The issue is that one becomes nose blind to the odor. While it may seem not as bad one day or even hardly noticeable it is not because the odor is any less, it is because the brain tunes it out as normal.
There is theory that it has to do with becoming accustom to your environment and our brains turn off certain signals that would otherwise alert us to some issue as that is a normal odor.
If for example you have animals in your home, you may find that their smells are less objectionable than when you first got them which would indicate that you are doing an OK job at managing their odors.
Surprise, you stink!
I know several people who have too many animals in their homes and when you go over to their house the smells of the animals about knock you over. The people don’t understand or appreciate that those very smells bind with the fabric in their clothes and in their hair and when they are out of that environment at work or some other social event, the odor of their home goes with them, and in some cases in advance of them.
Not terribly long ago I was in a restaurant when an elderly couple came in. As they passed by me the odors of dog overwhelmed the scent of my dinner that was in front of me. The waitress knew them and in greeting them, seating them etc. she asked about how the dogs were doing? Did she ask because of the smell or simply because she was being nice?
So not only do you stink but, your house may very well smell badly as well! Seek your most honest and best of friends to tell you if they smell something out of the way. It is the kind of friend that would tell you that your zipper was down or you had something in your teeth. You need to know!
After researching this I began to wonder, does oxygen (o2) have a smell?
I know that o3, Ozone smells so it begs the question what about o2?

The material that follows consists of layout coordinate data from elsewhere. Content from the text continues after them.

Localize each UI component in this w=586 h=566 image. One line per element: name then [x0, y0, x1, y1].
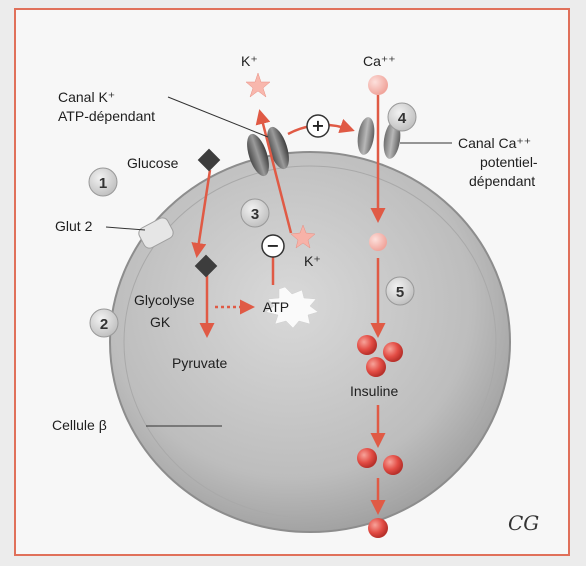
ca-ion-inside	[369, 233, 387, 251]
glycolyse-label: Glycolyse	[134, 292, 195, 308]
glucose-label: Glucose	[127, 155, 179, 171]
glucose-marker-outside	[198, 149, 221, 172]
signature-mark: CG	[508, 511, 539, 535]
ca-channel-label-line3: dépendant	[469, 173, 535, 189]
insulin-granule	[383, 455, 403, 475]
step-5-number: 5	[396, 284, 404, 301]
insulin-granule	[357, 335, 377, 355]
k-ion-top-label: K⁺	[241, 53, 258, 69]
insulin-granule-secreted	[368, 518, 388, 538]
ca-ion-label: Ca⁺⁺	[363, 53, 396, 69]
plus-sign-text: +	[311, 116, 324, 135]
insulin-granule	[366, 357, 386, 377]
step-1-number: 1	[99, 175, 107, 192]
cellule-label: Cellule β	[52, 417, 107, 433]
step-4-number: 4	[398, 110, 407, 127]
k-channel-label-line1: Canal K⁺	[58, 89, 115, 105]
insulin-granule	[357, 448, 377, 468]
atp-label: ATP	[263, 299, 289, 315]
glut2-label: Glut 2	[55, 218, 93, 234]
ca-channel-label-line2: potentiel-	[480, 154, 538, 170]
ca-channel-label-line1: Canal Ca⁺⁺	[458, 135, 531, 151]
pyruvate-label: Pyruvate	[172, 355, 227, 371]
step-2-number: 2	[100, 316, 108, 333]
k-ion-inner-label: K⁺	[304, 253, 321, 269]
insulin-granule	[383, 342, 403, 362]
beta-cell	[110, 152, 510, 532]
insuline-label: Insuline	[350, 383, 398, 399]
gk-label: GK	[150, 314, 171, 330]
step-3-number: 3	[251, 206, 259, 223]
k-ion-star-outside	[246, 73, 270, 97]
ca-ion-outside	[368, 75, 388, 95]
minus-sign-text: −	[266, 236, 279, 255]
k-channel-label-line2: ATP-dépendant	[58, 108, 155, 124]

I would have to say yes but because we are oxygen breathing creatures that smell has been “nulled” by our brains. So what it smells like is something we may never know unless we can come up with a “Sniff-o-meter” to tell us if we stink!

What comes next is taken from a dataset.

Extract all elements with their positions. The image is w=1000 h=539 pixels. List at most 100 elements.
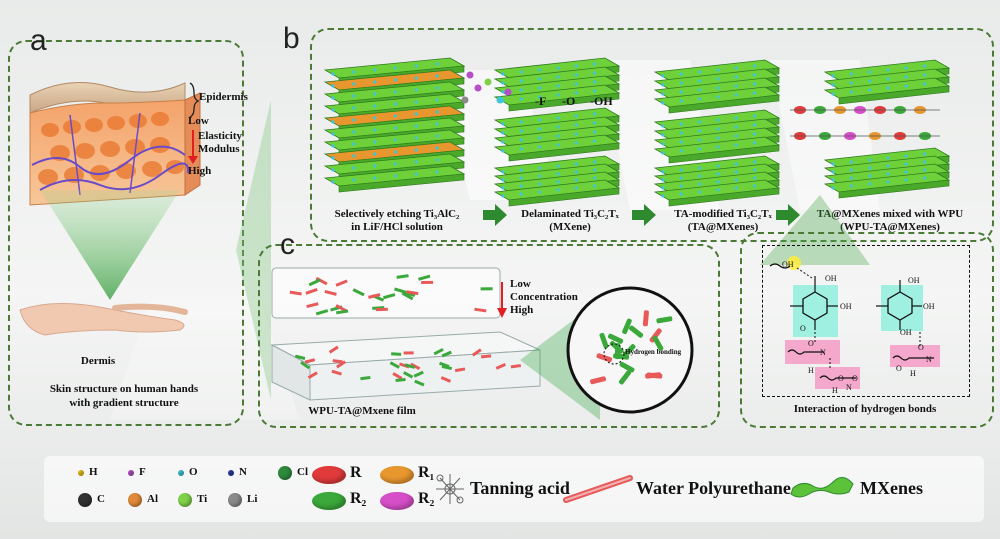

I can actually envision this as a Raspberry Pi project, with some kind of sensor that we currently use to detect gases of different types. Assign each chemical some sort of value etc…
Can you imagine some sort of device that we blow into, or rub it against our clothes, or hold it in our armpits, while pressing a button to tell us if we stink!? IT would be nice to have something that would alert you if your house had an odor that you had tuned out as normal. Shark Tank anyone?